The vice president for academic affairs at the University of Liberia (UL) William E. Allen says the administration is to launch Liberia's first "Time Capsule" on December 31 this year.
A time capsule is a sealed container with collection of documents which is opened after a specified number of years. It conveys particular memories to future generations.
Dr. Allen made the remarks at a news conference on Friday, October 11, 2019, at the UL Capitol Hill campus in central Monrovia. He said the "Time Capsule" will store documents and artefacts in a container and will be opened during the bicentennial of the UL.
He said the university will also decide to include the souvenir program of this year's graduation or Dr. Ophelia I. Week's inaugural address and list of political parties.
Dr. Allen said the Time Capsule is part of a yearlong celebration of the centennial commencement by the UL administration and students as well as partners.
He said since 1861 to 2019, the university has had 100 graduations, and the administration has decided to memorialize the Centennial through the launch of several projects, including the Time Capsule.

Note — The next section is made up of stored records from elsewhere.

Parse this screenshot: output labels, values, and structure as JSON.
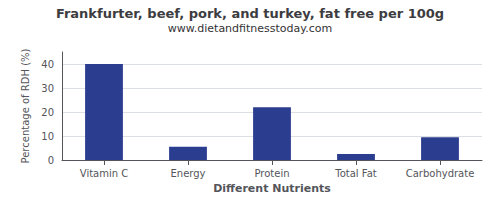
{
  "chart_data": {
    "type": "bar",
    "title": "Frankfurter, beef, pork, and turkey, fat free per 100g",
    "subtitle": "www.dietandfitnesstoday.com",
    "categories": [
      "Vitamin C",
      "Energy",
      "Protein",
      "Total Fat",
      "Carbohydrate"
    ],
    "values": [
      40,
      5.5,
      22,
      2.5,
      9.5
    ],
    "color": "#2b3d8f",
    "xlabel": "Different Nutrients",
    "ylabel": "Percentage of RDH (%)",
    "ylim": [
      0,
      45
    ],
    "yticks": [
      0,
      10,
      20,
      30,
      40
    ],
    "grid": true
  }
}
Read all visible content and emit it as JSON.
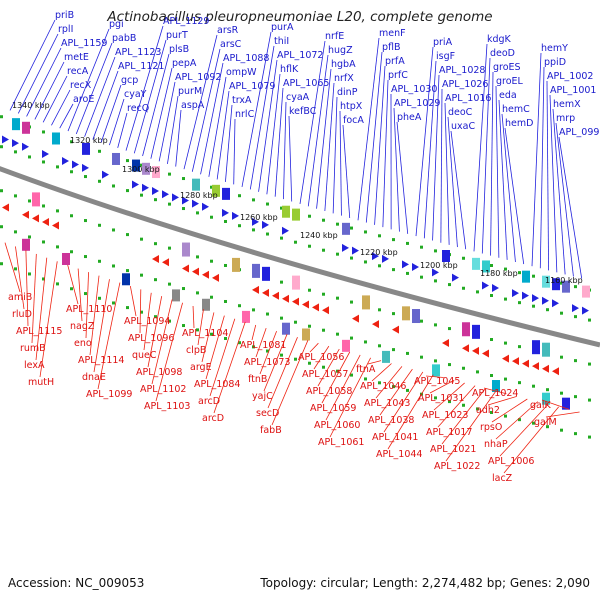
{
  "title": "Actinobacillus pleuropneumoniae L20, complete genome",
  "accession": "Accession: NC_009053",
  "topology": "Topology: circular; Length: 2,274,482 bp; Genes: 2,090",
  "colors": {
    "forward": "#2222dd",
    "reverse": "#ee2211",
    "backbone": "#888888",
    "tick": "#22aa22"
  },
  "kbp_labels": [
    "1340 kbp",
    "1320 kbp",
    "1300 kbp",
    "1280 kbp",
    "1260 kbp",
    "1240 kbp",
    "1220 kbp",
    "1200 kbp",
    "1180 kbp",
    "1160 kbp"
  ],
  "forward_labels": [
    "priB",
    "rplI",
    "APL_1159",
    "metE",
    "recA",
    "recX",
    "aroE",
    "pgi",
    "pabB",
    "APL_1123",
    "APL_1121",
    "gcp",
    "cyaY",
    "recQ",
    "APL_1129",
    "purT",
    "plsB",
    "pepA",
    "APL_1092",
    "purM",
    "aspA",
    "arsR",
    "arsC",
    "APL_1088",
    "ompW",
    "APL_1079",
    "trxA",
    "nrlC",
    "purA",
    "thiI",
    "APL_1072",
    "hflK",
    "APL_1065",
    "cyaA",
    "kefBC",
    "nrfE",
    "hugZ",
    "hgbA",
    "nrfX",
    "dinP",
    "htpX",
    "focA",
    "menF",
    "pflB",
    "prfA",
    "prfC",
    "APL_1030",
    "APL_1029",
    "pheA",
    "priA",
    "isgF",
    "APL_1028",
    "APL_1026",
    "APL_1016",
    "deoC",
    "uxaC",
    "kdgK",
    "deoD",
    "groES",
    "groEL",
    "eda",
    "hemC",
    "hemD",
    "hemY",
    "ppiD",
    "APL_1002",
    "APL_1001",
    "hemX",
    "mrp",
    "APL_0999"
  ],
  "reverse_labels": [
    "amiB",
    "rluD",
    "APL_1115",
    "rumB",
    "lexA",
    "mutH",
    "APL_1110",
    "nagZ",
    "eno",
    "APL_1114",
    "dnaE",
    "APL_1099",
    "APL_1094",
    "APL_1096",
    "queC",
    "APL_1098",
    "APL_1102",
    "APL_1103",
    "APL_1104",
    "clpB",
    "argE",
    "APL_1084",
    "arcD",
    "arcD",
    "APL_1081",
    "APL_1073",
    "ftnB",
    "yajC",
    "secD",
    "fabB",
    "APL_1056",
    "APL_1057",
    "APL_1058",
    "APL_1059",
    "APL_1060",
    "APL_1061",
    "ftnA",
    "APL_1046",
    "APL_1043",
    "APL_1038",
    "APL_1041",
    "APL_1044",
    "APL_1045",
    "APL_1031",
    "APL_1023",
    "APL_1017",
    "APL_1021",
    "APL_1022",
    "APL_1024",
    "adh2",
    "rpsO",
    "nhaP",
    "APL_1006",
    "lacZ",
    "galK",
    "galM"
  ]
}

"The Time Capsule will be unsealed during the bicentennial commencement which is the year of the 200th graduation. That could be 2118, 2119 or even much later depending on whether commencements are held every year for the next 100 years or if UL skips graduations as it did in 2014 due to the Ebola virus outbreak," Dr. Allen said.
He said the administration will ask the Ministry of Finance and Development Planning (MFDP) and may decide to include the Pro-poor Agenda for Development and Prosperity (PAPD) in the Time Capsule.
He further said Liberia College did not have graduation for 28 years due to many factors, including lack of finance and low enrollment, adding: "If we have graduation regularly, we are hoping that the Time Capsule will be opened in 2119."
According to Dr. Allen, there have been two suggestions for the burial of the Time Capsule, including the main Capitol Hill and the Fendell campuses.
"Again, the government will issue a proclamation about the Time Capsule so that people can be aware of. We will do more media publications to inform people that the Time Capsule does not have money in it or gold so that people will not have the intention to vandalize the place it would be buried," Dr. Allen said.
He said there is no evidence of a Time Capsule in Liberia, be it private, national, regional or institutional, meaning: "Anyone can store a Time Capsule, and the contents can be placed in a simple container like a shoebox or in a small canister and tucked away for several years."
A Time Capsule can be buried underground or above ground. This means that the university will reveal where the Time Capsule will be buried.
Dr. Allen said the device and its contents must remain completely dried so that the vault or chamber will be airtight. This requirement is a challenge, given Liberia's humid environment.
"The College of Engineering and Science are handling the technical details, and will formally recommend where and how to store the device," he said.